Not saying this is in itself a problem, because we made the decision to allow contribution of algorithms as long as they are well described.

What I wonder, there seems to be a lot of copy-paste repetition, so:

fkiraly commented 1 year ago

FYI authors @angus924, @michaelfeil

Related question: could MiniRocketMultivariateVariable not simply be a pipeline of an unequal length transformer and MiniRocketMultivariate, or is there some numba magic going on?

Especially the content of https://github.com/angus924/minirocket seems to have been copy-pasted all over the place...

MatthewMiddlehurst commented 1 year ago

Relevant discussion in #3786

fkiraly commented 1 year ago

sounds mysterious - perhaps worthwhile to add what @angus924 has said in some of the docstrings, e.g., which rocket to use. E.g., which have currently unresolved problems, etc. Perhaps even an issue to track the unresolved issues, we could leverage the wisdom of the crowd if they are just precisely formulated and in an open issue.

I have also seen users on various social channels being confused about there being too many rockets, so making the docstrings clearer in that respect would also help people to use the one that @angus924 currently considers the "right" one.

michaelfeil commented 1 year ago

I agree, I added the interface. This could be easier for users, e.g. only aMiniRocket class. This would require according check functions for univariate / multivariate / unequal length checks in the fit(X) and transform(X).

Pseudocode:

class MiniRocketNew
...
def _fit(X):
    if is_unequal_length(X):
        return MiniRocketMultivariateVariable.fit(X)
    elif is_multivariate(X):
        return MiniRocketMultivariate.fit(X)
    else:
        return MiniRocket.fit(X)

There is however the issue, that based upon the _tags, the data gets converted to the X_inner_mtype.
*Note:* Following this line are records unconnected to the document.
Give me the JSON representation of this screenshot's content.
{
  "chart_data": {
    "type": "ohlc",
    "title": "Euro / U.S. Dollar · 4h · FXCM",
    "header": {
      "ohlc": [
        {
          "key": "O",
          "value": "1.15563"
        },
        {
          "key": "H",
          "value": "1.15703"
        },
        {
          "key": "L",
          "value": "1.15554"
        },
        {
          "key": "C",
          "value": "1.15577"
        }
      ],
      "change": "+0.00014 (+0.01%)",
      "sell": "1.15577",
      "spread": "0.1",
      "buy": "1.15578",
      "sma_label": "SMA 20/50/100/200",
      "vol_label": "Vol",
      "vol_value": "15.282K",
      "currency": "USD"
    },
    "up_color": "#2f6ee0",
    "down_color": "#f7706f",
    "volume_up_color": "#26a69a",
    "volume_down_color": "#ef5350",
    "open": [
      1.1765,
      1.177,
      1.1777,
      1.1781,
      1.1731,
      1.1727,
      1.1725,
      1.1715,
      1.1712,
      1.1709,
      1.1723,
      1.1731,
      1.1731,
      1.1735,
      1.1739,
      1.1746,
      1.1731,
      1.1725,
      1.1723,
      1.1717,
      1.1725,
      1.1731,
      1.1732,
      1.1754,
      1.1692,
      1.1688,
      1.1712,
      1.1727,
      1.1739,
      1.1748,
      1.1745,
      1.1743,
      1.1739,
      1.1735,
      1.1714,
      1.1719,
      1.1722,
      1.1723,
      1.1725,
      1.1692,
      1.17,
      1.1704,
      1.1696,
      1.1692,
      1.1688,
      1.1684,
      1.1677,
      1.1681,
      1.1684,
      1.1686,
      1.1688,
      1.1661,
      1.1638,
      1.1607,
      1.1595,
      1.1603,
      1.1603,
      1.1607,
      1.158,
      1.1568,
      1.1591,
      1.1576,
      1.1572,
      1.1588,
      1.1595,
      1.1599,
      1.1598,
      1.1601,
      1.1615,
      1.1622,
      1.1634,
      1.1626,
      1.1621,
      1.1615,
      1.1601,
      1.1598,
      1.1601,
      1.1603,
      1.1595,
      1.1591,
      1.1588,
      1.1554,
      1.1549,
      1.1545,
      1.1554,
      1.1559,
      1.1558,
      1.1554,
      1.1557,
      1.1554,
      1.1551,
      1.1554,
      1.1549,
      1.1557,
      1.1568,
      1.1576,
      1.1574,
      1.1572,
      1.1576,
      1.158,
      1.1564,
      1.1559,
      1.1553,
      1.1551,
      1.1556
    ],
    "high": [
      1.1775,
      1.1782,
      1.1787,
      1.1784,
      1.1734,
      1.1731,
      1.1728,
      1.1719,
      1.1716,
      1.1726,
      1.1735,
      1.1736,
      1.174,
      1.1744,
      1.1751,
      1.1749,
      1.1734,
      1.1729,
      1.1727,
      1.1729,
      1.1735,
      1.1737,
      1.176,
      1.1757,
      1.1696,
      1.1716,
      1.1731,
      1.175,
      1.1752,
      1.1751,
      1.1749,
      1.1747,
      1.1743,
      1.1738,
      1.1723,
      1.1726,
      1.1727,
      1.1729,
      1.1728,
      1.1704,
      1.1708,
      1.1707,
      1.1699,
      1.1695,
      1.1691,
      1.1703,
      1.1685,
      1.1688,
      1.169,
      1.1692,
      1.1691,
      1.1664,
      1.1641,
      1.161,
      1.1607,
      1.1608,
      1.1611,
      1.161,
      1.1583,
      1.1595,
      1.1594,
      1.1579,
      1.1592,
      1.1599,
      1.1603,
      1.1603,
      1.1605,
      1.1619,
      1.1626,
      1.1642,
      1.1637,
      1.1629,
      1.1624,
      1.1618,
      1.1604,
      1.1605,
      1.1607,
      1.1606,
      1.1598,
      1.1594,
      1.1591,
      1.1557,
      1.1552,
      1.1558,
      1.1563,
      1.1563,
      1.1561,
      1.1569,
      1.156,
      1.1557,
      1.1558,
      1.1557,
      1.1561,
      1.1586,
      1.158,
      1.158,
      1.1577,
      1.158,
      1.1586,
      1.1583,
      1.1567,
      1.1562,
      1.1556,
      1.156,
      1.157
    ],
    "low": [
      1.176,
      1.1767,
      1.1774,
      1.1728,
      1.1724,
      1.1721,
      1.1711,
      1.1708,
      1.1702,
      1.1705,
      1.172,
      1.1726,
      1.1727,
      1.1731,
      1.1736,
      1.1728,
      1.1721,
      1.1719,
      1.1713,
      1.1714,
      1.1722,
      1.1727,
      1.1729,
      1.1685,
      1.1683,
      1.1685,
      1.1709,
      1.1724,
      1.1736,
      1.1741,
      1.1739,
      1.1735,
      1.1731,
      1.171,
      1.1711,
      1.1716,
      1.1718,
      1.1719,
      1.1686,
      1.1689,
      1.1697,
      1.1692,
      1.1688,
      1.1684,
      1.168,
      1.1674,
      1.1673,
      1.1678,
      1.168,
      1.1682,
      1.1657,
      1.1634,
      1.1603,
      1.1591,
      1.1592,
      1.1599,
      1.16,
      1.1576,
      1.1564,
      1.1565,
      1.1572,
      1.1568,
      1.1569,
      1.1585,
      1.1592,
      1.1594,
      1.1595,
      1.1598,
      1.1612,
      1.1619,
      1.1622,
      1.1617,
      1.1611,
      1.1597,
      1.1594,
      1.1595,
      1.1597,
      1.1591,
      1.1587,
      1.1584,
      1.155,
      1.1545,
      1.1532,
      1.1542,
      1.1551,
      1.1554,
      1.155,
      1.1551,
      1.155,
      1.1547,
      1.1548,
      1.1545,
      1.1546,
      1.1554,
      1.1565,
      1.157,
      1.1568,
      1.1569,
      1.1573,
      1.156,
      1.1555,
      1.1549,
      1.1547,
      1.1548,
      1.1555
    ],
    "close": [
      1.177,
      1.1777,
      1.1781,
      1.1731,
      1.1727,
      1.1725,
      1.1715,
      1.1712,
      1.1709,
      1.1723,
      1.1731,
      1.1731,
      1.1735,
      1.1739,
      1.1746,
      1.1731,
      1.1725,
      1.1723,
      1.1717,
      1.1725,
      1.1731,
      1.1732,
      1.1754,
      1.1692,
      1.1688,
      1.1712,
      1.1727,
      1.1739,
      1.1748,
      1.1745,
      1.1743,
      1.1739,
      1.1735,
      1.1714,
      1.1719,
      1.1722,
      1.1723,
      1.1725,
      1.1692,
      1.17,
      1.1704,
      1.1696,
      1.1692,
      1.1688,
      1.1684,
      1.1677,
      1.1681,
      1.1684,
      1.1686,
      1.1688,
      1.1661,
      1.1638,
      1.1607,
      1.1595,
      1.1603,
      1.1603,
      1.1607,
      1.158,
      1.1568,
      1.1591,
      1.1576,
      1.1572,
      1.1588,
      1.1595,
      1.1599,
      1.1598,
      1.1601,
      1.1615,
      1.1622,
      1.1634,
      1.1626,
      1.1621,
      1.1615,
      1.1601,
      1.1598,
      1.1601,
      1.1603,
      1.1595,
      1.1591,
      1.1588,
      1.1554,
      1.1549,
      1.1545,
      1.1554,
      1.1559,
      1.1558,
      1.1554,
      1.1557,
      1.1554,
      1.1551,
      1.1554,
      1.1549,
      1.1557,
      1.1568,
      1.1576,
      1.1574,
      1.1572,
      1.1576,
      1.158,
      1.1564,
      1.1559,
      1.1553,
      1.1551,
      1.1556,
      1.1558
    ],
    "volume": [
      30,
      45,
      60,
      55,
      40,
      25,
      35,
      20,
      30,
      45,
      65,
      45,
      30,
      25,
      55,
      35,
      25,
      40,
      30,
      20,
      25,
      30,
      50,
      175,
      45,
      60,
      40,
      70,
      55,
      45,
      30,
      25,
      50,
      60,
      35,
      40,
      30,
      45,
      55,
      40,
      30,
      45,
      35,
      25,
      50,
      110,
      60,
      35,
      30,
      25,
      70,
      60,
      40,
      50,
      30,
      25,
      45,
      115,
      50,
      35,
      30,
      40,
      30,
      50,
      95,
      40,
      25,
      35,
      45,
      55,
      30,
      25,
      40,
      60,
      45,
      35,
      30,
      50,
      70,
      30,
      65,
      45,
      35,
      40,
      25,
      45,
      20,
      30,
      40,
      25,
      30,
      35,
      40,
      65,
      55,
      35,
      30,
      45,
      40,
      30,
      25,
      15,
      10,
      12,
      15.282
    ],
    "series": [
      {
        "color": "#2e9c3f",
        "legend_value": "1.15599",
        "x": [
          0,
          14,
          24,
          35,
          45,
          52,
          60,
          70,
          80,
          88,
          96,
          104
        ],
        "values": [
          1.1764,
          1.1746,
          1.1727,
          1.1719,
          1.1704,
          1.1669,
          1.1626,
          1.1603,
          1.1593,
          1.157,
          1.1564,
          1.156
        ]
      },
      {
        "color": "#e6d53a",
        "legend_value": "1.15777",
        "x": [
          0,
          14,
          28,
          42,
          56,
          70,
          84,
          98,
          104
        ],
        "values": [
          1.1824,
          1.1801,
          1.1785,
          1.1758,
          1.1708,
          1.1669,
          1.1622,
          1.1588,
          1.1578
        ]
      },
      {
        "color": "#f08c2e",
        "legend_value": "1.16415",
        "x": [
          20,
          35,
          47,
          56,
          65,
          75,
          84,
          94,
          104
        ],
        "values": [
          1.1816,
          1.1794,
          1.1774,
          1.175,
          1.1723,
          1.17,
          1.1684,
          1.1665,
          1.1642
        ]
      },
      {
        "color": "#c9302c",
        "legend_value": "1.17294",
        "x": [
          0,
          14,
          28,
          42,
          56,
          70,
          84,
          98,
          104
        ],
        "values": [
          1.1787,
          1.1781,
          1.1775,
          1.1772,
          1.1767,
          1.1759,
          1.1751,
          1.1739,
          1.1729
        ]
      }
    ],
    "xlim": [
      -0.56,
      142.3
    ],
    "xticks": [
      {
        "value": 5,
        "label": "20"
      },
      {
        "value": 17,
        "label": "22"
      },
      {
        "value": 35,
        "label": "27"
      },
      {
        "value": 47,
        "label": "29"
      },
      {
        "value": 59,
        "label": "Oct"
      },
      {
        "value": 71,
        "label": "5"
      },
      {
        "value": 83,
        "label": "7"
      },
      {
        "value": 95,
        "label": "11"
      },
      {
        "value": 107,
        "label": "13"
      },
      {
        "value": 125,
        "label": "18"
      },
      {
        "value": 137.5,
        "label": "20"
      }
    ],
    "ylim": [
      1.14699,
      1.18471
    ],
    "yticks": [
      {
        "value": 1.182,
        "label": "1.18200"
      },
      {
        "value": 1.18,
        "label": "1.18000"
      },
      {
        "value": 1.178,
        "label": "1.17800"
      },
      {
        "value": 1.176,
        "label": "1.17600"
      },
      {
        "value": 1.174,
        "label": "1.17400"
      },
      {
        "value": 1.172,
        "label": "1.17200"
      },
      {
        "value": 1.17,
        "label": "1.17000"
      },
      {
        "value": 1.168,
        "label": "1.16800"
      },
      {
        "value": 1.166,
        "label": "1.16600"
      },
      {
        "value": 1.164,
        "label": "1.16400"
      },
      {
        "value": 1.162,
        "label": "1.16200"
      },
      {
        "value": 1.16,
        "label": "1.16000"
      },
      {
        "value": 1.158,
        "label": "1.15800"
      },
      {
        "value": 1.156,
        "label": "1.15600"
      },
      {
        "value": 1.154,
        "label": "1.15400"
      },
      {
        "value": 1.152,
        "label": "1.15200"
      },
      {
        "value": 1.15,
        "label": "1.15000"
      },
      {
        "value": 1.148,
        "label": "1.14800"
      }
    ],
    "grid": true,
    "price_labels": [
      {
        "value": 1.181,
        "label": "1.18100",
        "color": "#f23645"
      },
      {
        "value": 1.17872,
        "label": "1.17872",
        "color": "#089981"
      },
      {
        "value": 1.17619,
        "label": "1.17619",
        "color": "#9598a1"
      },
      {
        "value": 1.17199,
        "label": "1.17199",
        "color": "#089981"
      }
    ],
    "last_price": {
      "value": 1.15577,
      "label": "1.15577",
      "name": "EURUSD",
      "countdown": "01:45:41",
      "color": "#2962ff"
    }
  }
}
E.g. For the unequal length, the "X_inner_mtype": "numpy3D", should fail.

https://github.com/sktime/sktime/blob/12917f4027c325dcd77c3b1c0c93644d81fbca12/sktime/transformations/panel/rocket/_minirocket_multivariate_variable.py#L85-L95

https://github.com/sktime/sktime/blob/12917f4027c325dcd77c3b1c0c93644d81fbca12/sktime/transformations/panel/rocket/_minirocket_multivariate.py#L63-L73

https://github.com/sktime/sktime/blob/12917f4027c325dcd77c3b1c0c93644d81fbca12/sktime/transformations/panel/rocket/_multirocket.py#L80-L89

Also the numba signatures are different for each function, e.g. minirocket taking the 2D array, minirocket_multivariate a numpy3D input, minirocket_multivariate_variable taking a flattened multivariate 2D [n_dimensions, sum(length_series(i) for i in n_instances)] array with information of the series length in an extra [n_instances] array.

While we could keep just the three versions of numba in one .py file, I am not sure how to adjust the _tags to all three cases.

fkiraly commented 1 year ago

@michaelfeil, I was referring more to the backend, i.e., the copy-pasting of the numba code.

Agree that the number of classes could also be reduced, but it's primarily the multiplication of the internal code that I think we need to address - DRY is more severely violated there.

TonyBagnall commented 1 year ago

hi, I have talked to @angus924 (code owner) about the multiple rocket transforms, and the original reason was to do with a problem he had with the multivariate version being much less efficient than the univariate one. It is something we will look at with him when time allows.